Эти одинокие коши-семьи казались настолько затерянными, уединившимися от всего суетного и шумного, что грусть Гудулу и тревога перед неизведанным только усиливались.

Если только так и живут в опустевшей Орхонской степи, то зачем тогда жизнь вообще? Для чего она такая людям? Что найдет он в ней, и стоило ли действительно покидать нового хана?..

Более того, когда напряжение первых дней несколько притупилось, и Гудулу понял, что нежелательных встреч с разъездами Баз-кагана удалось избежать, он позволил себе расслабиться, и это было ошибкой. Все в нем разом размякло, утратило твердость желаний, и он вдруг понял с неприязнью к себе, что не знает, зачем отправился в непростой путь, чего жаждет и что ищет, сбитый с толку ночными видениями ласковой женщины, напомнившей о Мунмыш.

Нарастала подавленность и тяжелая обреченность. Вернулись головные боли. Временами реальный мир ускользал, Изелька вот-вот, кажется, снова мог стать... конопатым, а Егюй опять старался держаться ближе к нему.

Ближе, лошадь в лошадь ехал рядом с тутуном, только с другой стороны, Изель.

Тревожно переглядываясь, отец и сын без умолку говорили с ним, говорили так, словно он снова был болен и нуждается в опеке. Напоминали, куда и зачем они едут. Одно упоминание имени Мунмыш и Могиляна меняло его состояние, и Гудулу опять начинал слышать посвист пространств, волнение ветра, шорох травы под копытами коней.

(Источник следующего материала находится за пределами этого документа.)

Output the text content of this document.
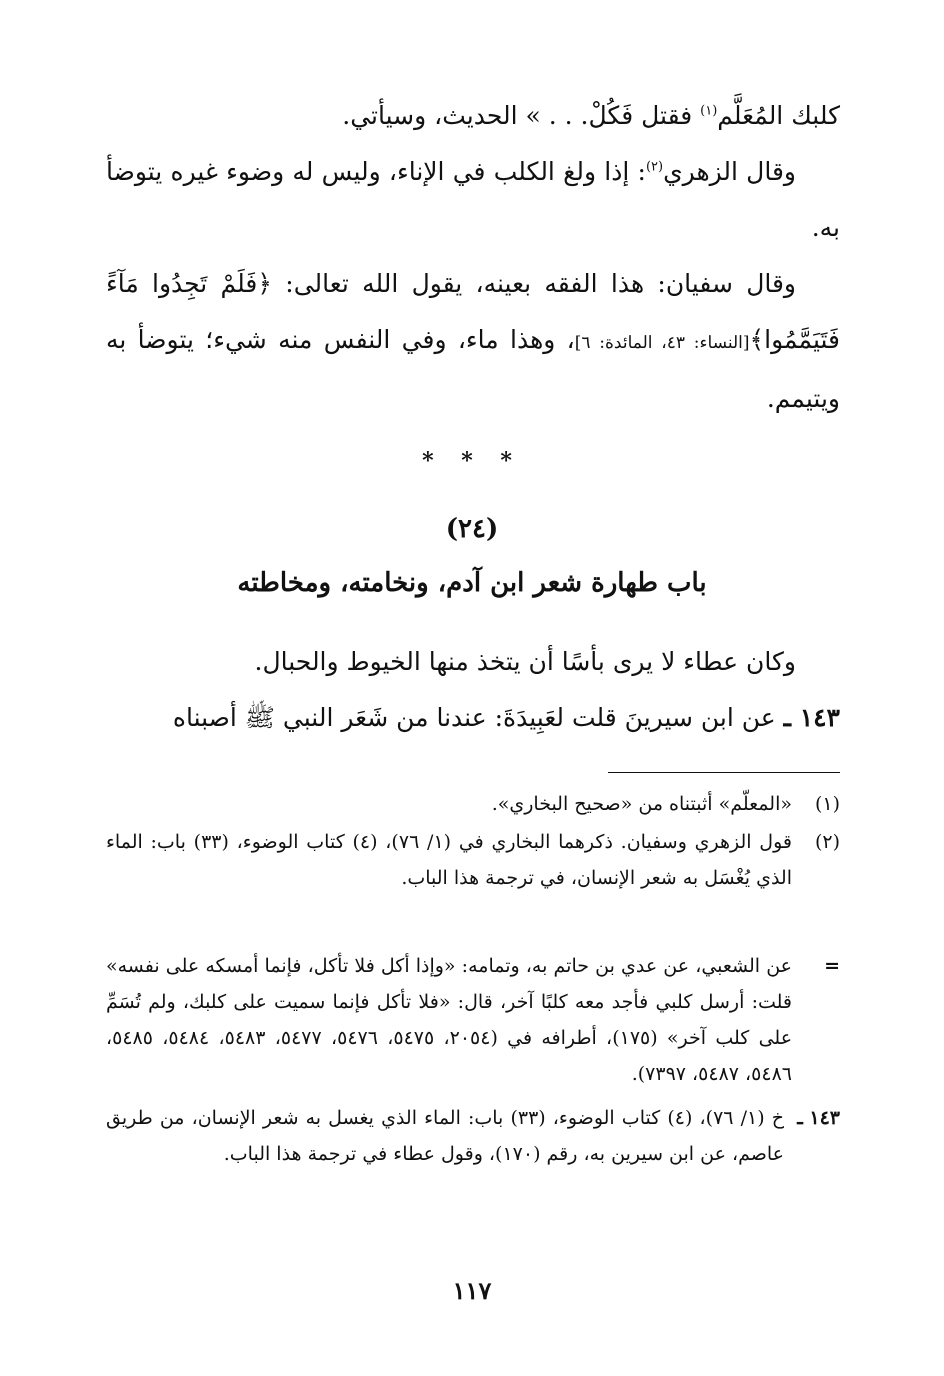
كلبك المُعَلَّم$^{(١)}$ فقتل فَكُلْ. . . » الحديث، وسيأتي.

وقال الزهري$^{(٢)}$: إذا ولغ الكلب في الإناء، وليس له وضوء غيره يتوضأ به.

وقال سفيان: هذا الفقه بعينه، يقول الله تعالى: ﴿فَلَمْ تَجِدُوا مَآءً فَتَيَمَّمُوا﴾[النساء: ٤٣، المائدة: ٦]، وهذا ماء، وفي النفس منه شيء؛ يتوضأ به ويتيمم.

* * *
(٢٤)
باب طهارة شعر ابن آدم، ونخامته، ومخاطته

وكان عطاء لا يرى بأسًا أن يتخذ منها الخيوط والحبال.

١٤٣ ـ عن ابن سيرينَ قلت لعَبِيدَةَ: عندنا من شَعَر النبي ﷺ أصبناه

(١)
«المعلّم» أثبتناه من «صحيح البخاري».
(٢)
قول الزهري وسفيان. ذكرهما البخاري في (١/ ٧٦)، (٤) كتاب الوضوء، (٣٣) باب: الماء الذي يُغْسَل به شعر الإنسان، في ترجمة هذا الباب.
=
عن الشعبي، عن عدي بن حاتم به، وتمامه: «وإذا أكل فلا تأكل، فإنما أمسكه على نفسه» قلت: أرسل كلبي فأجد معه كلبًا آخر، قال: «فلا تأكل فإنما سميت على كلبك، ولم تُسَمِّ على كلب آخر» (١٧٥)، أطرافه في (٢٠٥٤، ٥٤٧٥، ٥٤٧٦، ٥٤٧٧، ٥٤٨٣، ٥٤٨٤، ٥٤٨٥، ٥٤٨٦، ٥٤٨٧، ٧٣٩٧).
١٤٣ ـ
خ (١/ ٧٦)، (٤) كتاب الوضوء، (٣٣) باب: الماء الذي يغسل به شعر الإنسان، من طريق عاصم، عن ابن سيرين به، رقم (١٧٠)، وقول عطاء في ترجمة هذا الباب.
١١٧
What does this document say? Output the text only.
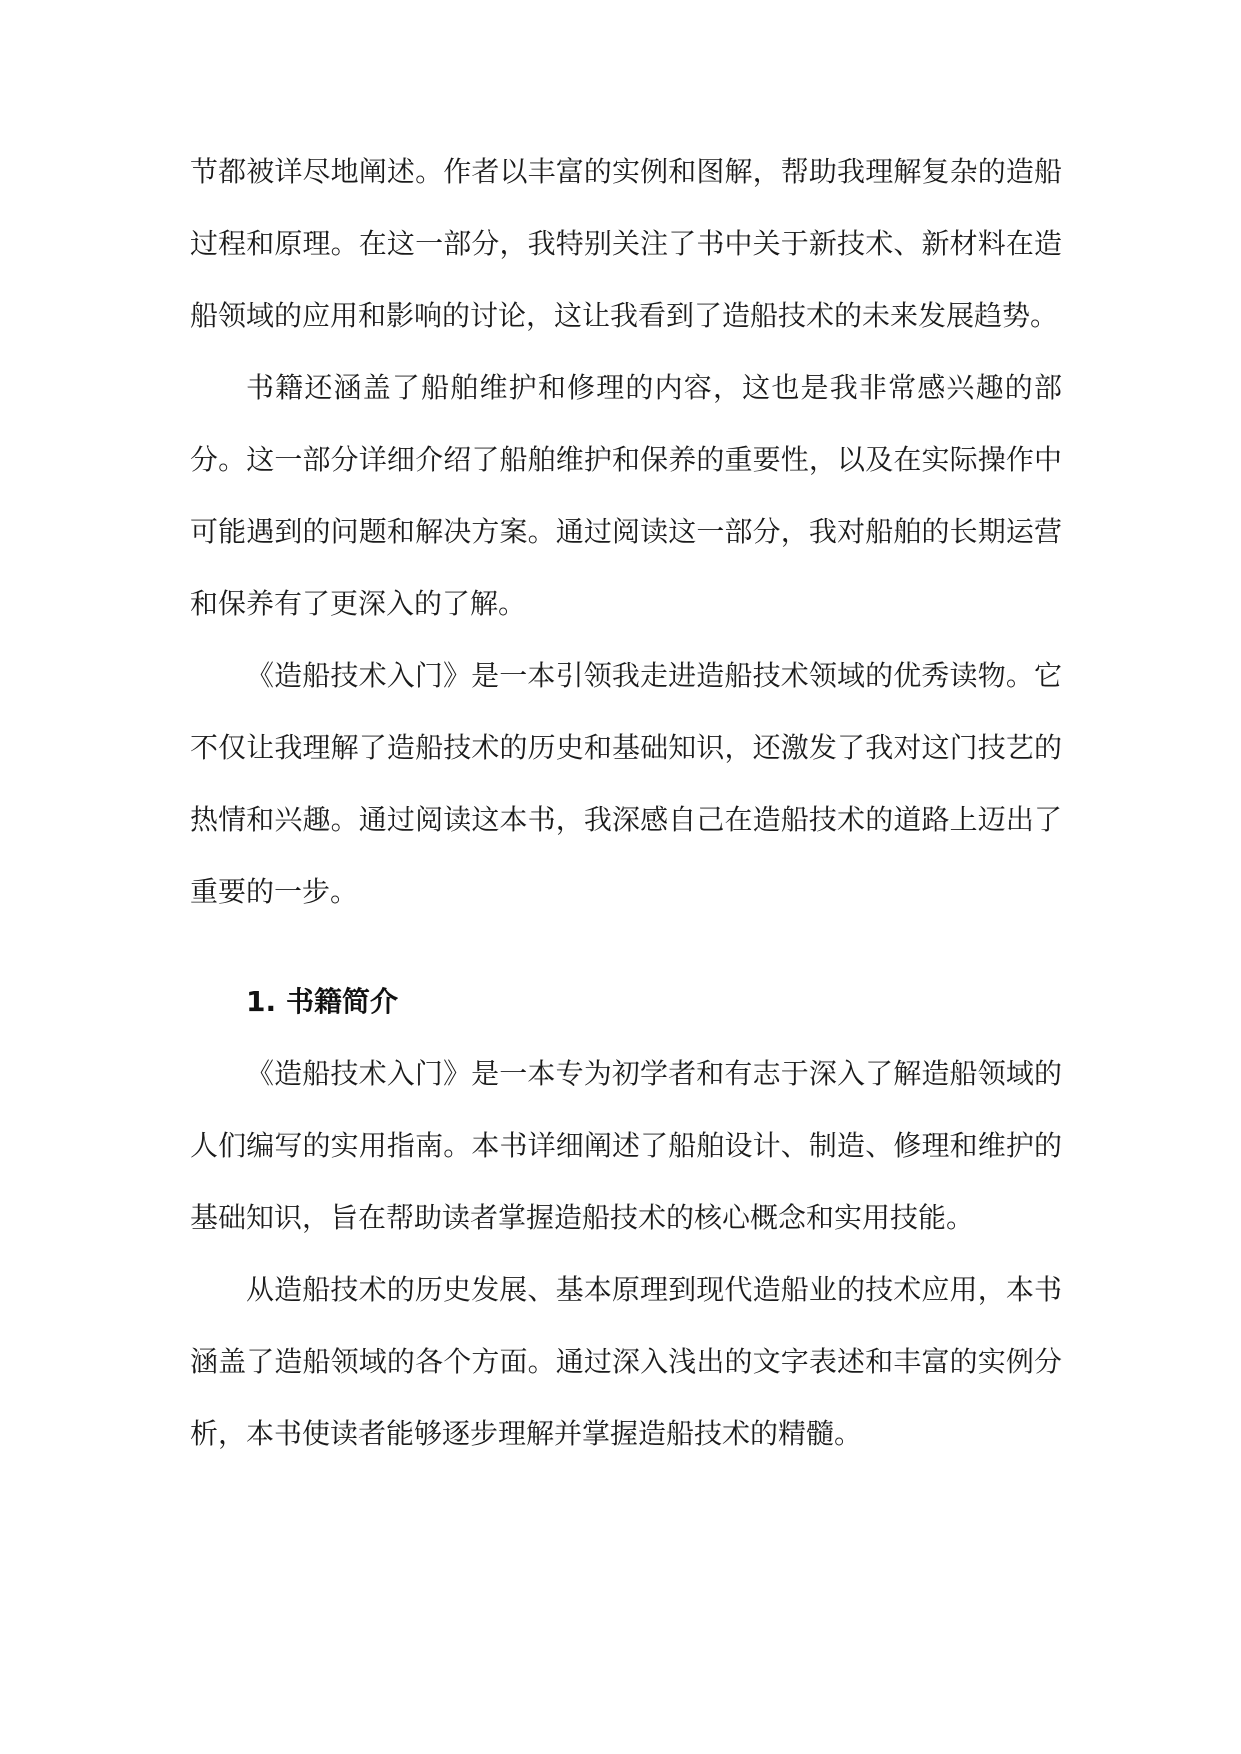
节都被详尽地阐述。作者以丰富的实例和图解，帮助我理解复杂的造船过程和原理。在这一部分，我特别关注了书中关于新技术、新材料在造船领域的应用和影响的讨论，这让我看到了造船技术的未来发展趋势。

书籍还涵盖了船舶维护和修理的内容，这也是我非常感兴趣的部分。这一部分详细介绍了船舶维护和保养的重要性，以及在实际操作中可能遇到的问题和解决方案。通过阅读这一部分，我对船舶的长期运营和保养有了更深入的了解。

《造船技术入门》是一本引领我走进造船技术领域的优秀读物。它不仅让我理解了造船技术的历史和基础知识，还激发了我对这门技艺的热情和兴趣。通过阅读这本书，我深感自己在造船技术的道路上迈出了重要的一步。

1. 书籍简介

《造船技术入门》是一本专为初学者和有志于深入了解造船领域的人们编写的实用指南。本书详细阐述了船舶设计、制造、修理和维护的基础知识，旨在帮助读者掌握造船技术的核心概念和实用技能。

从造船技术的历史发展、基本原理到现代造船业的技术应用，本书涵盖了造船领域的各个方面。通过深入浅出的文字表述和丰富的实例分析，本书使读者能够逐步理解并掌握造船技术的精髓。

И все же в какой-то момент он сдал и, почувствовав слабость, глухо сказал:

– Разбей лагерь, Егюй. Дня на три… Выспаться надо, я совсем мало сплю.

Приказание нукер исполнил и куда-то исчез на весь день. Вернулся лишь ночью, радостно сообщив, что пески скоро закончатся, впереди зеленая бесконечность.

– Так поедем, поскачем, я тоже хочу увидеть! – оживился тутун.

– Успеем. Теперь спешить некуда, я тоже хочу выспаться, – отозвался Егюй и, демонстративно перевернувшись у костра на другой бок, скоро захрапел.

Искренне восторгаясь простотой кочевой жизни, Егюй умел поднять настроение, и совсем привел в полный восторг, когда наконец отряд покинул пески.

Лесостепь уже зацветала, наполняясь приятно летящей в лицо прохладой, трелями трепыхающихся в поднебесье жаворонков, не встречавшихся в песках. Жесткое и неприятное шуршание барханов, струящихся ручьями с их острых кромок, сменилось ласковым, дурманящим колыханием прохладного воздуха, освежающего и уставшее тело, и горячечную голову, а шелест листьев берез и осин в немногочисленных пока рощицах возбуждал само сердце, забившееся громче, призывней.

Гудулу был дома, услышав нутром.

И не только тутун – весенняя степь всех приводила в восторг и возбуждение сильнее шаманских настоек.

Ухмыляясь, Егюй говорил нукерам:

– Вот какая она Степь наших отцов! Травы-то, травы – десятки тысяч голов скота – не помеха друг другу! Здесь родился и наш тутун!

Он соскочил с коня, опустившись на колени и вытянув руки, ткнулся в траву.

– Отдайте память нашему прошлому! – закричал нукерам, которые не совсем понимали его действо. – На колени!

Глаза кочевников нукеров светились восторгом – перед ними был немыслимый рай! Небесная благодать! Награда за все их страдания в песках!

Тутун Гудулу сошел на землю. Сделал несколько осторожных шагов, чтобы размяться после седла.

Окончательно успокоившись, поклонившись древней земле, как это сделал Егюй и нукеры, он задышал шумно, всей грудью, забыв о боли в колене, неприятной тяжести в голове, ноющем плече.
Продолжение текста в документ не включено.